The BOLA vulnerability existed partly because there was no automated check for authorization logic during code review. Adding a rule that flagged missing authorization decorators in the application framework caught three similar issues in the six weeks following the engagement — before they reached production.
DAST tooling was integrated into staging environment testing. Dependency scanning was added to the build pipeline. These are not substitutes for a proper penetration test, but they compress the window between vulnerability introduction and detection from months to days.
For teams exploring different security testing approaches and methodologies, the post-engagement integration phase is where the long-term value is built. The penetration test finds the debt. The pipeline changes prevent future debt from accumulating.
How to Apply These Lessons to Your Own VAPT Engagement?
Before the Test — Preparing for Maximum Remediation Value
Organizations that get the most value from security testing do three things before the testers arrive:
Build an asset inventory. The biggest finding in this engagement, the misconfigured dev environment, which existed because it wasn't in anyone's asset register. Know what you have before someone else discovers it.
Assign remediation owners by category. Before the report lands, decide who owns infrastructure findings, who owns application findings, and who owns cloud configuration findings. The moment of report delivery is the wrong time to start that conversation.
Set internal SLAs by risk tier. Decide in advance what "critical" means to your organization and how fast you will respond. A policy that pre authorizes emergency sprints for Tier 0 findings removes the approval bottleneck that kills remediation velocity.
After the Report — Running an Effective Remediation Program
Read the VAPT report as a risk roadmap, not a findings list. The question is never "how many vulnerabilities were found?" The question is "which of these, if exploited, would cause the most damage, and how fast can we close them?"
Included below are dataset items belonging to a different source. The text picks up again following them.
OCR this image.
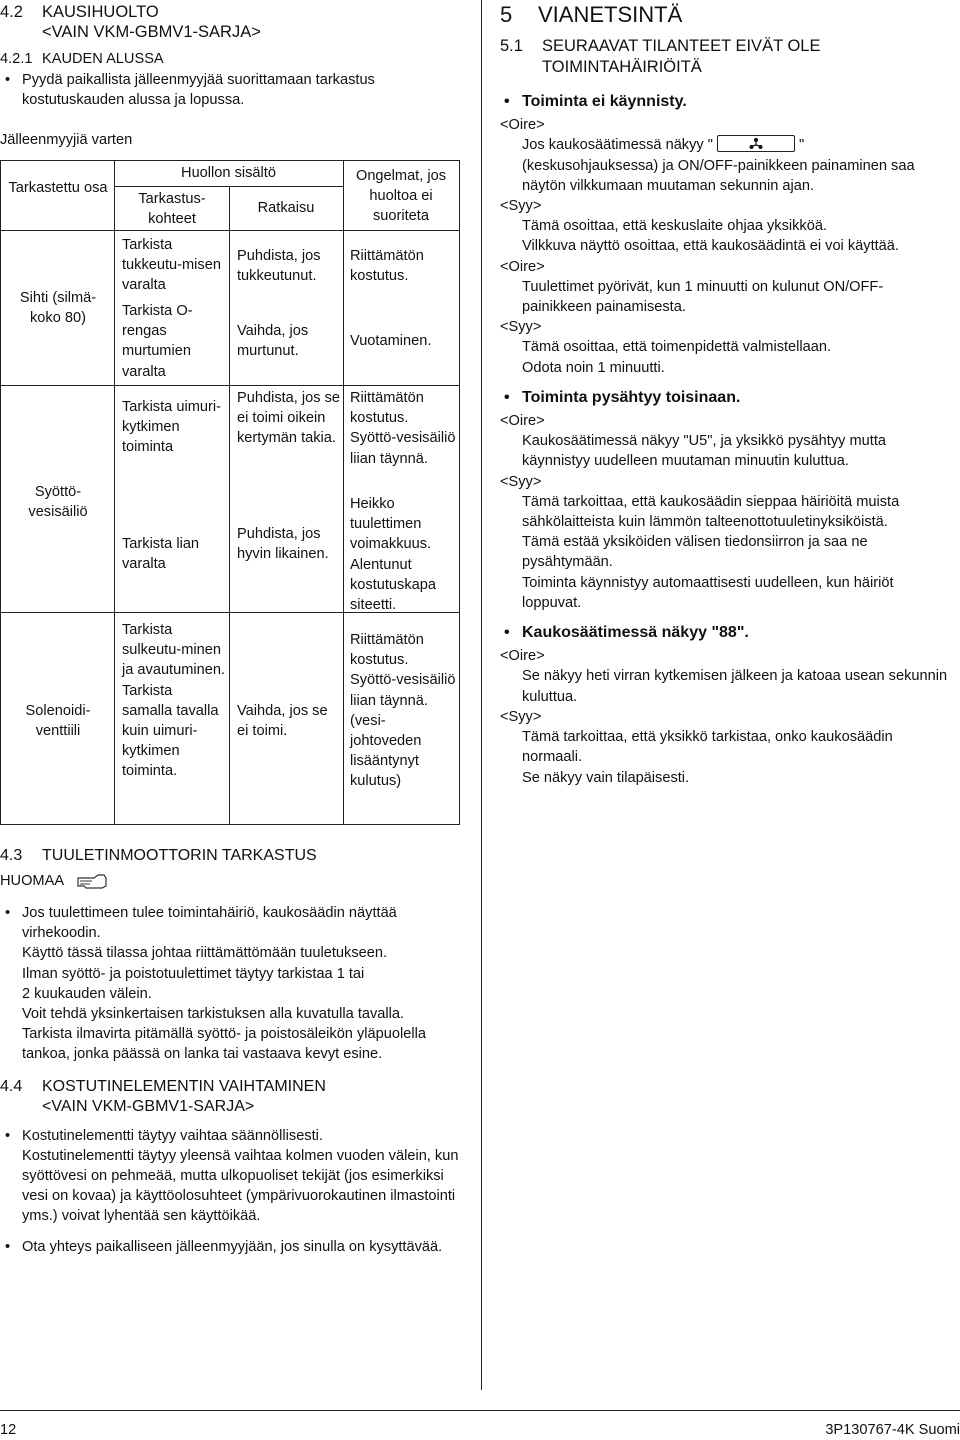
4.2 KAUSIHUOLTO
<VAIN VKM-GBMV1-SARJA>
4.2.1 KAUDEN ALUSSA
• Pyydä paikallista jälleenmyyjää suorittamaan tarkastus kostutuskauden alussa ja lopussa.
Jälleenmyyjiä varten
Tarkastettu osa
Huollon sisältö
Tarkastus-kohteet
Ratkaisu
Ongelmat, jos huoltoa ei suoriteta
Sihti (silmä-koko 80)
Syöttö-vesisäiliö
Solenoidi-venttiili
Tarkista tukkeutu-misen varalta
Puhdista, jos tukkeutunut.
Riittämätön kostutus.
Tarkista O-rengas murtumien varalta
Vaihda, jos murtunut.
Vuotaminen.
Tarkista uimuri-kytkimen toiminta
Puhdista, jos se ei toimi oikein kertymän takia.
Riittämätön kostutus. Syöttö-vesisäiliö liian täynnä.
Tarkista lian varalta
Puhdista, jos hyvin likainen.
Heikko tuulettimen voimakkuus. Alentunut kostutuskapa siteetti.
Tarkista sulkeutu-minen ja avautuminen. Tarkista samalla tavalla kuin uimuri-kytkimen toiminta.
Vaihda, jos se ei toimi.
Riittämätön kostutus. Syöttö-vesisäiliö liian täynnä. (vesi-johtoveden lisääntynyt kulutus)
4.3 TUULETINMOOTTORIN TARKASTUS
HUOMAA
• Jos tuulettimeen tulee toimintahäiriö, kaukosäädin näyttää virhekoodin.
Käyttö tässä tilassa johtaa riittämättömään tuuletukseen.
Ilman syöttö- ja poistotuulettimet täytyy tarkistaa 1 tai
2 kuukauden välein.
Voit tehdä yksinkertaisen tarkistuksen alla kuvatulla tavalla.
Tarkista ilmavirta pitämällä syöttö- ja poistosäleikön yläpuolella tankoa, jonka päässä on lanka tai vastaava kevyt esine.
4.4 KOSTUTINELEMENTIN VAIHTAMINEN
<VAIN VKM-GBMV1-SARJA>
• Kostutinelementti täytyy vaihtaa säännöllisesti.
Kostutinelementti täytyy yleensä vaihtaa kolmen vuoden välein, kun syöttövesi on pehmeää, mutta ulkopuoliset tekijät (jos esimerkiksi vesi on kovaa) ja käyttöolosuhteet (ympärivuorokautinen ilmastointi yms.) voivat lyhentää sen käyttöikää.
• Ota yhteys paikalliseen jälleenmyyjään, jos sinulla on kysyttävää.
5 VIANETSINTÄ
5.1 SEURAAVAT TILANTEET EIVÄT OLE
TOIMINTAHÄIRIÖITÄ
• Toiminta ei käynnisty.
<Oire>
Jos kaukosäätimessä näkyy "	"
(keskusohjauksessa) ja ON/OFF-painikkeen painaminen saa näytön vilkkumaan muutaman sekunnin ajan.
<Syy>
Tämä osoittaa, että keskuslaite ohjaa yksikköä.
Vilkkuva näyttö osoittaa, että kaukosäädintä ei voi käyttää.
<Oire>
Tuulettimet pyörivät, kun 1 minuutti on kulunut ON/OFF-painikkeen painamisesta.
<Syy>
Tämä osoittaa, että toimenpidettä valmistellaan.
Odota noin 1 minuutti.
• Toiminta pysähtyy toisinaan.
<Oire>
Kaukosäätimessä näkyy "U5", ja yksikkö pysähtyy mutta käynnistyy uudelleen muutaman minuutin kuluttua.
<Syy>
Tämä tarkoittaa, että kaukosäädin sieppaa häiriöitä muista sähkölaitteista kuin lämmön talteenottotuuletinyksiköistä.
Tämä estää yksiköiden välisen tiedonsiirron ja saa ne pysähtymään.
Toiminta käynnistyy automaattisesti uudelleen, kun häiriöt loppuvat.
• Kaukosäätimessä näkyy "88".
<Oire>
Se näkyy heti virran kytkemisen jälkeen ja katoaa usean sekunnin kuluttua.
<Syy>
Tämä tarkoittaa, että yksikkö tarkistaa, onko kaukosäädin normaali.
Se näkyy vain tilapäisesti.
12	3P130767-4K Suomi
Translate findings into business language before presenting to leadership. Budget decisions are made by people who think in terms of patient trust, regulatory fines, and operational continuity, not CVSS scores.
Schedule the retest before the remediation sprint starts. Knowing a verification date is coming creates accountability in the development team. Fixes that can't be verified by a specific date don't count.
Track remediation rate by tier, not by total count. A team that closes 90% of low-severity findings while leaving three Tier 0 issues open has a worse security posture than a team with a lower overall closure rate but 100% Tier 0 completion.
Conclusion
Real-world vulnerability remediation is less about tools and more about decisions, what to fix first, who owns it, how to verify it, and how to stop the same class of issue from reappearing.
This engagement succeeded not because the penetration test was unusually thorough, but because the organization built a remediation process before the report arrived, maintained executive sponsorship through the hard trade off conversations, and verified fixes rather than trusting developer attestation alone.
Three principles separated this outcome from the typical VAPT report that sits unread: composite risk prioritization instead of CVSS first sorting, cross-team ownership with documented accountability, and a retest that caught four incomplete fixes before an attacker could find them.
Security testing is the starting point. Remediation is the work. The organizations that treat penetration testing as continuous, not annual, not compliance-driven, but genuinely integrated into how software is built and infrastructure is managed, are the ones that measurably reduce risk over time.
The question for any security leader reading this is not whether to run a VAPT. It is whether your organization has the structure to do something useful with what it finds.